Alfredo
Jalife-Rahme.
Dejo de lado
el extraño deceso del embajador chino en Tel Aviv cuatro (sic) días después de
que el evangelista sionista (https://bit.ly/3bLFAUn), hoy secretario de Estado
y anterior director de la CIA, Mike Pompeo, visitó Israel con el fin de
disuadir al primer ministro israelí Netanyahu de cesar su cooperación
digitálica con China (https://bit.ly/2ZjuIu9).
También
soslayo que el mandarín Xi está preparado al peor escenario de confrontación
armada de EU contra China, según Reuters que no pocas veces se consagra a
amarrar navajas para llevar agua al molino de los intereses anglosajones
(https://reut.rs/3cHMk6W).
Al corte de
caja de hoy, EU y China se han enfrascado en una feroz guerra biológica, donde
se inculpan mutuamente del origen del misterioso C-19, que cobró tintes de
guerra farmacológica (https://bit.ly/2TmQR77) con la carrera por la vacuna.
La guerra,
primero comercialy, luego tecnológica con el 5G, de Trump contra China
(https://bit.ly/3e1Slvq), escaló el nivel de guerra geoeconómica con tres
impactos, que incluyen la “militarización ( weaponization) del dólar”, según el
portal China Daily (https://bit.ly/3dZJYjX).
Los tres
impactos de marras los define en los segmentos de inversiones y comercio, pero
que en el análisis cobran un carácter genuinamente geoeconómico.
El primer
impacto versa sobre la militarización del dólar como brazo armado de la política
exterior de EU que opera mediante la “imposición de sanciones unilaterales
punitivas con la amenaza de excluir a las empresas del sistema de pagos SWIFT
–Society for Worldwide Interbank Financial Telecommunication– del dólar” y que
sufren los enemigos de EU como Irán/Norcorea/Venezuela/Cuba/la guerrilla
libanesa Hezbolá/etcétera.
Le faltó
citar a China Daily el libro de Guerras de la Secretaria del Tesoro: el
desencadenamiento de una nueva era de guerra financiera
(https://amzn.to/3cPGFMm), de Juan Zárate, funcionario de Baby Bush, quien con
el petate del muerto del contraterrorismo infligía graves daños a los enemigos
de EU.
El segundo
impacto consiste en la acción china diseñada para contrarrestar la
militarización del dólar y así brindar otra opción a los inversionistas y
negociantes.
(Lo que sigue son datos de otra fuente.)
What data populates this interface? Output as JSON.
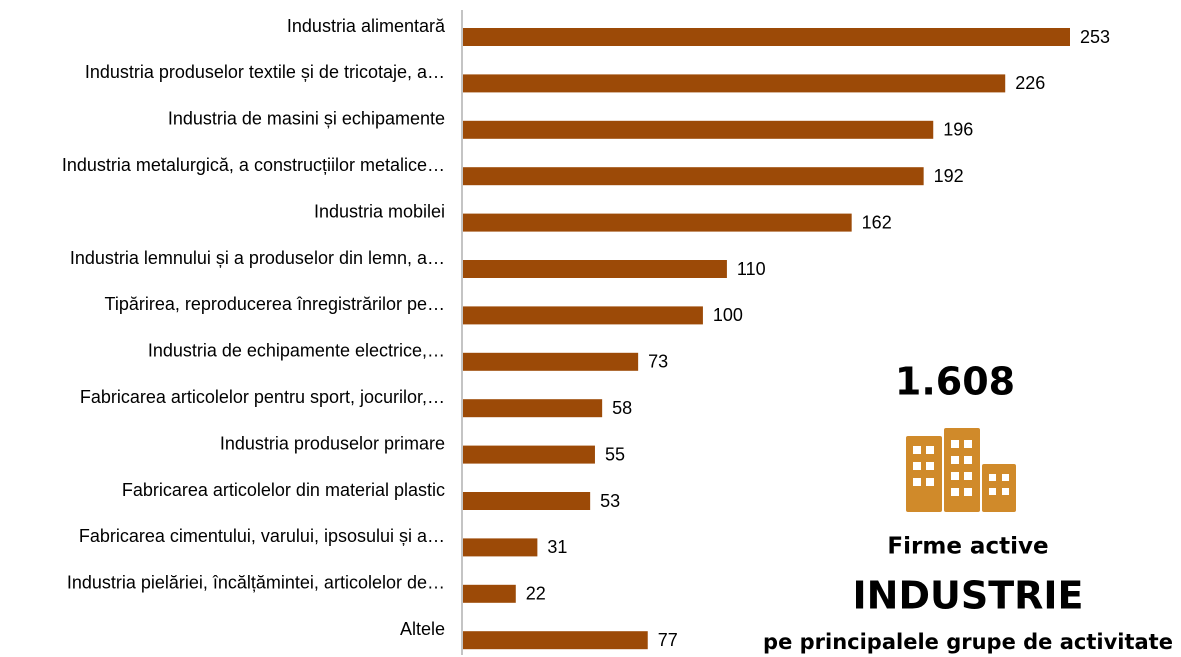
{
  "chart_data": {
    "type": "barh",
    "categories": [
      "Industria alimentară",
      "Industria produselor textile și de tricotaje, a…",
      "Industria de masini și echipamente",
      "Industria metalurgică, a construcțiilor metalice…",
      "Industria mobilei",
      "Industria lemnului și a produselor din lemn, a…",
      "Tipărirea, reproducerea înregistrărilor pe…",
      "Industria de echipamente electrice,…",
      "Fabricarea articolelor pentru sport, jocurilor,…",
      "Industria produselor primare",
      "Fabricarea articolelor din material plastic",
      "Fabricarea cimentului, varului, ipsosului și a…",
      "Industria pielăriei, încălțămintei, articolelor de…",
      "Altele"
    ],
    "values": [
      253,
      226,
      196,
      192,
      162,
      110,
      100,
      73,
      58,
      55,
      53,
      31,
      22,
      77
    ],
    "color": "#9c4a07",
    "annotations": [
      "1.608",
      "Firme active",
      "INDUSTRIE",
      "pe principalele grupe de activitate"
    ]
  }
}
Representa el mayor desarrollo a un sistema de pagos basado en el
renmimbi, la divisa china, como alternativa al sistema de pagos del dólar. Pues
como dirían los asiáticos: esto equivale a moverle la cola al tigre ya que el
dolarcentrismo es el verdadero poder que todavía le queda a EU cuando ha sido
desplazado por Rusia, en el ámbito militar, y por China en el rubro
geoeconómico.
Cabe señalar
que en China tienen muy presente la envergadura y los alcances del bono hegemónico
del dolarcentrismo que equivale a casi 10 por su ciento de su PIB
(https://bit.ly/2WJuCdN).
China ya
empezó a experimentar en cuatro ciudades el lanzamiento de una divisa digital
soberana (sic) para posicionarse como competidor y/o alternativa al dolarcentrismo
(https://bit.ly/2XeIDPA).
El tercer
impacto se refiere a cualquier retiro estadunidense del comercio con China
cuando Pekín deberá comprometerse más al fortalecimiento de las miríficas Tres
Rutas de la Seda (https://bit.ly/2ZqPkAG).
Para China
Daily las Tres Rutas de la Seda se encuentran mejor que nunca con una dinámica
a su favor para establecer una alternativa (sic) a las estructuras de comercio
e intercambio dominadas por los proteccionistas mercados de Occidente.
Señala que
la ayuda médica y de equipamiento a los países que forman parte de las Tres
Rutas de la Seda “es un ejercicio de poder blando ( softpower)” y enaltece a la
Cámara Internacional de Comercio de la Ruta de la Seda (SRCIC, por sus siglas
en inglés; http://www.srcic.com/).
Concluye que
la pérdida de, o la reducción en los mercados de EU, como resultado de una
deliberada política estadunidense de aislamiento y desconexión como forma de
castigo, no constituye necesariamente un golpe mortal al progreso económico de
China, aunque si afectará.
A estas
alturas, no es nada sencillo amedrentar a China.